Ainsi, le principal rôle du secrétaire d’Etat aux Affaires européennes semble se dessiner comme porte-parole et « relais d’influence » des positions françaises auprès des responsables politiques européens, des eurodéputés français, des parlementaires nationaux et des administrations communautaires.

Communiquer l’Europe : Mission impossible?

Voici un compte-rendu synthétique de mes prises de notes lors de la conférence « Communiquer l’Europe: Mission Impossible? » organisée lundi 6 juillet à la Représentation de la Commission européenne en Belgique par le Forum 311 (la distance entre le centre de Paris et les institutions européennes à Bruxelles), une association basée à Bruxelles réunissant de jeunes francophones et francophiles travaillant sur des questions européennes…

Certes, communiquer l’Europe, c’est une mission suicide…

Communiquer l’Europe se révèle particulièrement difficile au-delà des obstacles linguistiques ou culturels en raison d’une série d’apories (1) et des controverses (2) :

1. Ce qui fait défaut pour communiquer :

Il n’y a pas de politique partisane à l’échelle européenne :

  • aucun parti politique vraiment transeuropéen présentant des listes de candidats multinationaux aux élections européennes ou un programme de travail pour la législature ;
  • aucune incarnation politique vraiment convaincante tant au niveau des présidences tournantes que des présidents de la Commission ou du Parlement.
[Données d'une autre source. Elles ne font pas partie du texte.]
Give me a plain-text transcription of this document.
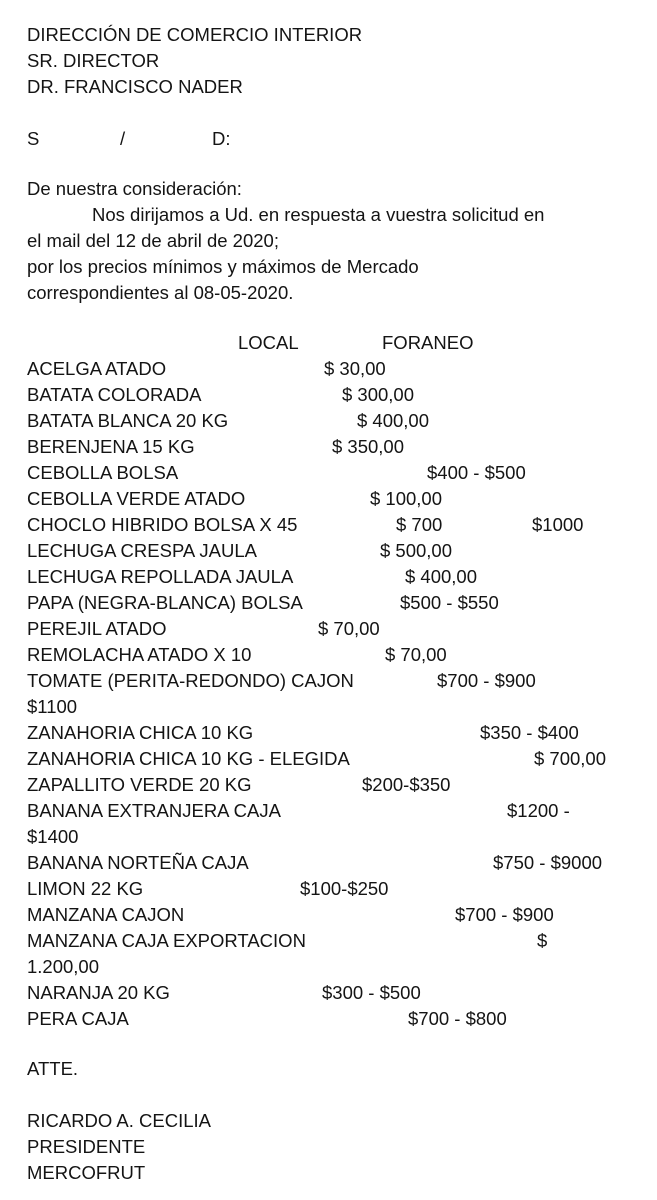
DIRECCIÓN DE COMERCIO INTERIOR
SR. DIRECTOR
DR. FRANCISCO NADER
S	/	D:
De nuestra consideración:
Nos dirijamos a Ud. en respuesta a vuestra solicitud en
el mail del 12 de abril de 2020;
por los precios mínimos y máximos de Mercado
correspondientes al 08-05-2020.
LOCAL	FORANEO
ACELGA ATADO	$ 30,00
BATATA COLORADA	$ 300,00
BATATA BLANCA 20 KG	$ 400,00
BERENJENA 15 KG	$ 350,00
CEBOLLA BOLSA	$400 - $500
CEBOLLA VERDE ATADO	$ 100,00
CHOCLO HIBRIDO BOLSA X 45	$ 700	$1000
LECHUGA CRESPA JAULA	$ 500,00
LECHUGA REPOLLADA JAULA	$ 400,00
PAPA (NEGRA-BLANCA) BOLSA	$500 - $550
PEREJIL ATADO	$ 70,00
REMOLACHA ATADO X 10	$ 70,00
TOMATE (PERITA-REDONDO) CAJON	$700 - $900
$1100
ZANAHORIA CHICA 10 KG	$350 - $400
ZANAHORIA CHICA 10 KG - ELEGIDA	$ 700,00
ZAPALLITO VERDE 20 KG	$200-$350
BANANA EXTRANJERA CAJA	$1200 -
$1400
BANANA NORTEÑA CAJA	$750 - $9000
LIMON 22 KG	$100-$250
MANZANA CAJON	$700 - $900
MANZANA CAJA EXPORTACION	$
1.200,00
NARANJA 20 KG	$300 - $500
PERA CAJA	$700 - $800
ATTE.
RICARDO A. CECILIA
PRESIDENTE
MERCOFRUT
Il n’y a pas d’espace public européen :

  • ni média vraiment européen, la presse lue dans les milieux bruxellois (The Economist ou Financial Times) restant très élitiste ;
  • ni opinion publique vraiment européenne, les Eurobaromètres commandée par les institutions communautaires restant très abstraits.
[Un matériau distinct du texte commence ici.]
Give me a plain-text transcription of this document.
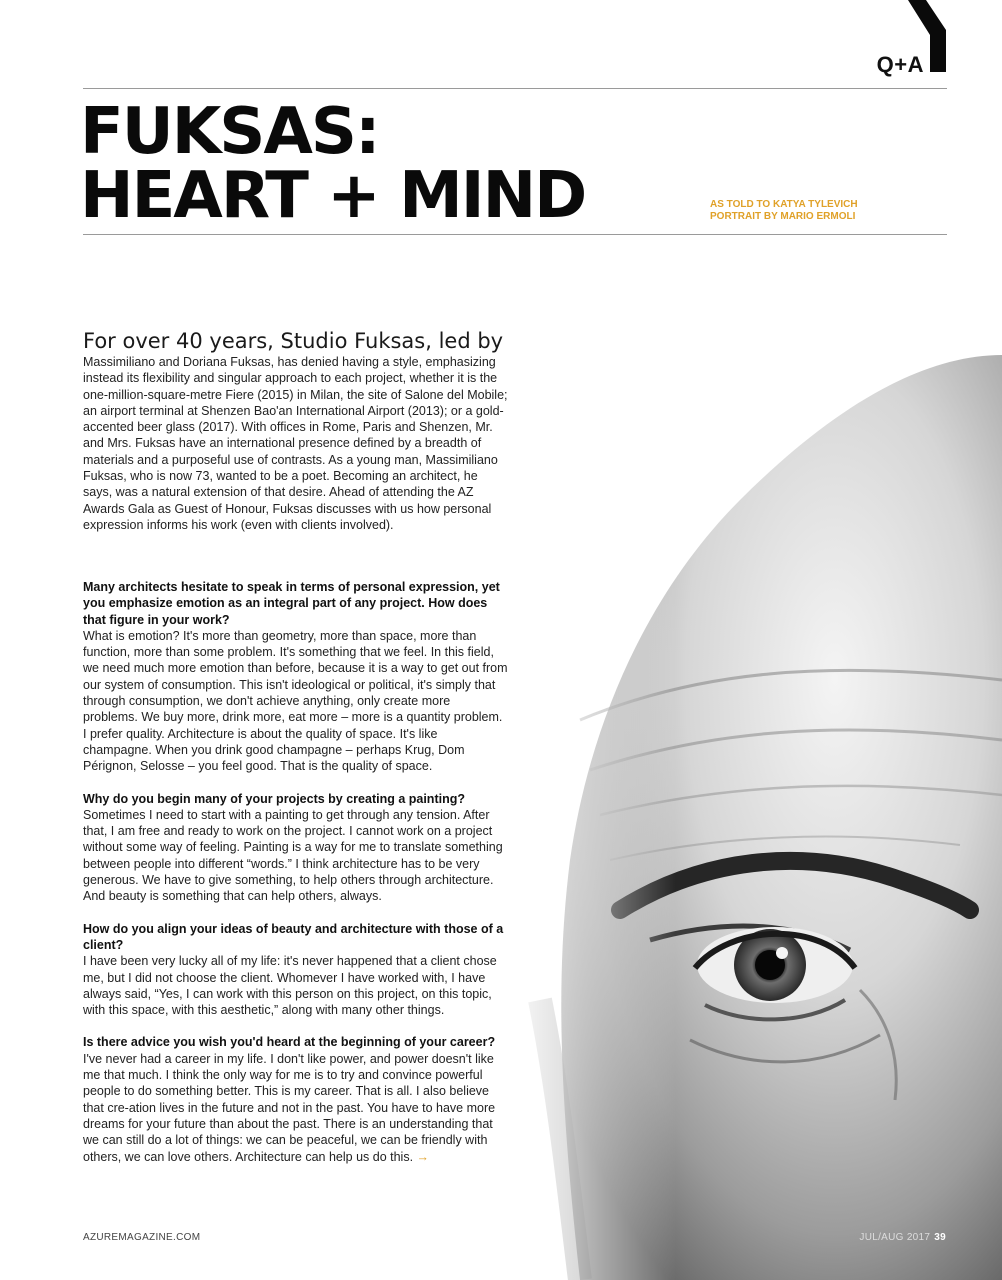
Q+A
FUKSAS:
HEART + MIND	AS TOLD TO KATYA TYLEVICH
PORTRAIT BY MARIO ERMOLI
For over 40 years, Studio Fuksas, led by

Massimiliano and Doriana Fuksas, has denied having a style, emphasizing instead its flexibility and singular approach to each project, whether it is the one-million-square-metre Fiere (2015) in Milan, the site of Salone del Mobile; an airport terminal at Shenzen Bao'an International Airport (2013); or a gold-accented beer glass (2017). With offices in Rome, Paris and Shenzen, Mr. and Mrs. Fuksas have an international presence defined by a breadth of materials and a purposeful use of contrasts. As a young man, Massimiliano Fuksas, who is now 73, wanted to be a poet. Becoming an architect, he says, was a natural extension of that desire. Ahead of attending the AZ Awards Gala as Guest of Honour, Fuksas discusses with us how personal expression informs his work (even with clients involved).

Many architects hesitate to speak in terms of personal expression, yet you emphasize emotion as an integral part of any project. How does that figure in your work?

What is emotion? It's more than geometry, more than space, more than function, more than some problem. It's something that we feel. In this field, we need much more emotion than before, because it is a way to get out from our system of consumption. This isn't ideological or political, it's simply that through consumption, we don't achieve anything, only create more problems. We buy more, drink more, eat more – more is a quantity problem. I prefer quality. Architecture is about the quality of space. It's like champagne. When you drink good champagne – perhaps Krug, Dom Pérignon, Selosse – you feel good. That is the quality of space.

Why do you begin many of your projects by creating a painting?

Sometimes I need to start with a painting to get through any tension. After that, I am free and ready to work on the project. I cannot work on a project without some way of feeling. Painting is a way for me to translate something between people into different “words.” I think architecture has to be very generous. We have to give something, to help others through architecture. And beauty is something that can help others, always.

How do you align your ideas of beauty and architecture with those of a client?

I have been very lucky all of my life: it's never happened that a client chose me, but I did not choose the client. Whomever I have worked with, I have always said, “Yes, I can work with this person on this project, on this topic, with this space, with this aesthetic,” along with many other things.

Is there advice you wish you'd heard at the beginning of your career?

I've never had a career in my life. I don't like power, and power doesn't like me that much. I think the only way for me is to try and convince powerful people to do something better. This is my career. That is all. I also believe that cre-ation lives in the future and not in the past. You have to have more dreams for your future than about the past. There is an understanding that we can still do a lot of things: we can be peaceful, we can be friendly with others, we can love others. Architecture can help us do this. →

AZUREMAGAZINE.COM	JUL/AUG 2017 39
2. Ce qui fait débat pour communiquer :

Quelles sont les valeurs de l’Europe ?

  • Certes, la paix reste la pierre angulaire de la construction européenne. Mais la paix peine à mobiliser des générations – de plus en plus nombreuses – n’ayant pas connu de conflit sur le continent.
  • Si l’Europe défend les mêmes valeurs que l’humanité (la protection des droits de l’homme, la régulation de la mondialisation…) alors l’Europe n’a pas de valeurs propres.
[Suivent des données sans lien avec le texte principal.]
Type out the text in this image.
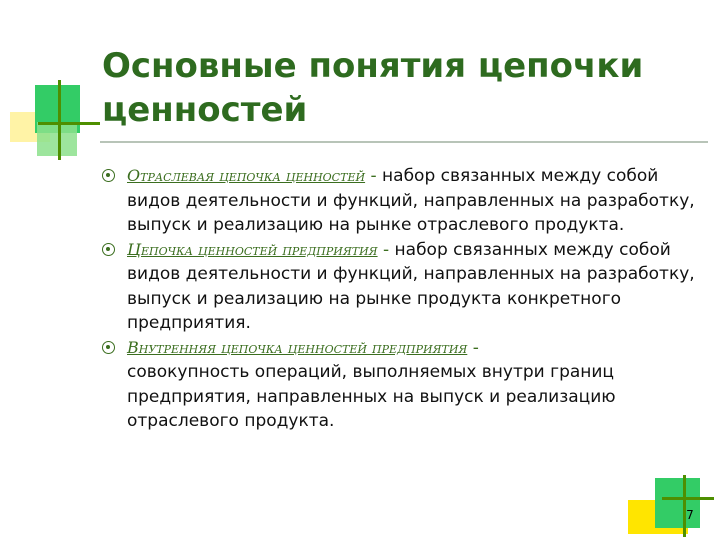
Основные понятия цепочки ценностей
Отраслевая цепочка ценностей - набор связанных между собой видов деятельности и функций, направленных на разработку, выпуск и реализацию на рынке отраслевого продукта.
Цепочка ценностей предприятия - набор связанных между собой видов деятельности и функций, направленных на разработку, выпуск и реализацию на рынке продукта конкретного предприятия.
Внутренняя цепочка ценностей предприятия -
совокупность операций, выполняемых внутри границ предприятия, направленных на выпуск и реализацию отраслевого продукта.
7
Quel est le projet de l’UE ?

  • S’agit-il de la vision française d’une Europe puissance, acteur d’un monde multipolaire ?
  • S’agit-il de la vision d’une Europe marché, grande Suisse libre-échangiste et pacifiste ?
  • S’agit-il de la vision d’une Europe concrète, intervenant dans la vie quotidienne des citoyens ?

… mais, communiquer l’Europe, c’est une mission indispensable

Communiquer l’Europe se révèle particulièrement nécessaire au-delà des actions réalisées au service des journalistes ou par les relais et réseaux de l’UE sur le terrain en raison d’une série d’exigences :

1. Il faudrait créer un sentiment européen

Parce que l’« on ne créé pas de sentiment d’appartenance avec des bons sentiments » Jean Quatremer, il faut créer un une adhésion à la construction européenne par le sentiment d’urgence, par l’impératif de l’Europe pour survivre.

2. Il faudrait créer une formation civique européenne

Parce que les jeunes représentent l’avenir de l’Europe, il faut créer des cours d’éducation civique européenne dispensés par les enseignants dans les écoles, permettant de créer des connaissances durables, une compréhension voire l’adhésion à l’Europe.

Conclusion : La morale qui conclut la fable de La Fontaine intitulée Le Lion et le Rat s’applique parfaitement à la communication sur l’Europe : « Patience et longueur de temps / Font plus que force ni que rage ».

Débat avec :

  • Willy Hélin, Chef de la Représentation de la Commission européenne en Belgique, ancien Porte-parole de la Commission ;
  • Jean Quatremer, Correspondant à Bruxelles du quotidien français Libération ;
  • Christophe Thévignot, Consultant en communication, Publicis Consultants ;
  • Michaël Malherbe, Intervenant à Sciences-Po Lille, Créateur du blog  » Se former à la communication européenne ».